I didn't believe my ears. “An agent? What was his name?”
“I don't know,” he said.
“What kind of an agent?”
“A kids' agent, what do you think?”
“How’d she find the agent?”
“Got the name from some kid, I guess. Jesus, I don't know.”
“The name, Wayne.”
“I told you. I don't remember.” He brightened. “Some kind of vegetable.”
“A vegetable?” I said, slicing through the air with the knife.
“A vegetable,” Warner said. “Even if you cut me, I don't remember nothing more.”
“That's good enough,” Simeon,” Jessica said.
“It's good enough when I say it's good enough. This little bedbug has a way to go yet.” I got up from the chair. “This is going to hurt me more than it does you,” I said, “although that's probably not true.”
He squirmed back and finally fell full-length on the bed, his hands still trapped obediently behind him.
“Holy Jesus,” he gasped. “I told you, I told you, I don't remember. God, don't you think I'd tell you? I hate knives. What do you want from me?”
“Everything,” I said.
“She was going to have her picture taken,” he said with a burst of inspiration. “She told me she was going to have her picture taken.”
“Did she tell you the photographer's name?”
“Yes. I mean, no. I mean, yes, but I'm no fucking good with names. Holy Jesus, I told you this much, why wouldn't I tell you the name?”
It was a good point. “I sure hope you keep this knife sharp, Wayne,” I said. “Where was the photographer?”
“Somewhere on Melrose. She said Melrose. Near here, probably.”
“And the agent?”
“I don't remember. Please, can I go home now?” He was wringing wet.
“The agent's name, Wayne.”
“I told you. Holy Jesus, I told you. Some kind of vegetable.”
I looked at Jessica, who was watching openmouthed, and closed the knife.

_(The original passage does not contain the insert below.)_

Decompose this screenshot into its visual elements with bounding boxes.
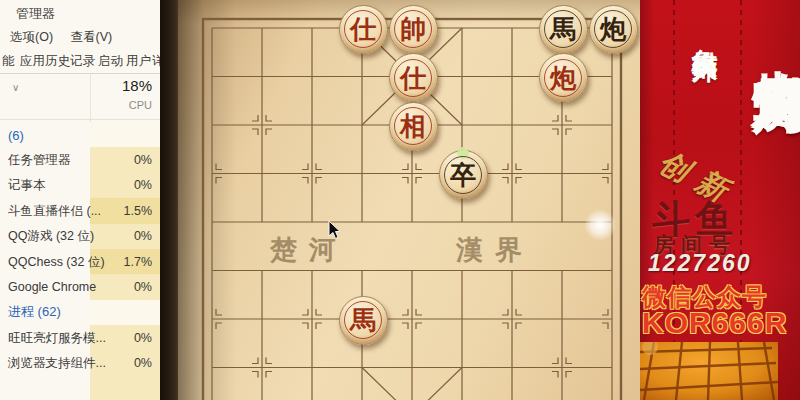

“Some kind of vegetable,” I said.
12
The Halls of Academe
An hour later Jessica had talked to Annie and Wyatt, and I'd been hung up on by my parents and Roxanne. My mother had sworn at me with
Irish creativity, and Roxanne had made me listen to a page being torn out of her phone book.
“You know my number by heart,” I'd said unwisely.
“I didn't before,” she said, “and now I won't again.” That was when she'd hung up.
Jessica was sitting on the bed, regarding me as though I were someone new. The business with the knife had impressed her, and not in a way I'd hoped to impress her.
“Mad, huh?” she said.
“Madder than Qaddafi.”
“Who?”
“Jessica, don't you know anything?”
She sat back, stung. “He's that greaser in the Gulf,” she said. “I just needed to think for a second.”
“Well, think for a minute more. When I get back, we'll have a quiz on the politics of the Mediterranean.” I got up and went out the door.
“Hey,” she said plaintively as the door closed, “don't leave me alone.” It was a little late in the day for plaintive.
The old dame in the Lucite fortress stared up at me disbelievingly. It had only taken eight rings on the bell to get her to turn away from a late-night rerun of WheelofFortune, the last three minutes of which I'd watched over her shoulder on a tiny black-and-white TV so old that it probably ran on steam.
“Another room?” she repeated as though I were crazy.
“Another,” I said very slowly. “Room.”
“You mean, two?” she said.
I sighed and held up two fingers. Verbal communication was getting me nowhere.
“Full up,” she said, as pleased as her place in life made it possible for her to be. “Where's my twenty?” She grinned, showing me a raddled picket fence of decaying calcium with much potential for expensive dental work.
“Waiting for a room key.”
“You already got a room key.”
“Yes, I do,” I said wearily, “and I need another.”
“Can't have one,” she snapped. “No vacancy.”
“In this rathole?”
“My twenty,” she said, looking over her shoulder at the TV. “I could rent your room too,” she added. “Rent it five times by sunup. Rats or no rats.” She gave me the ruined teeth again, like a preview of a mine collapse in West Virginia.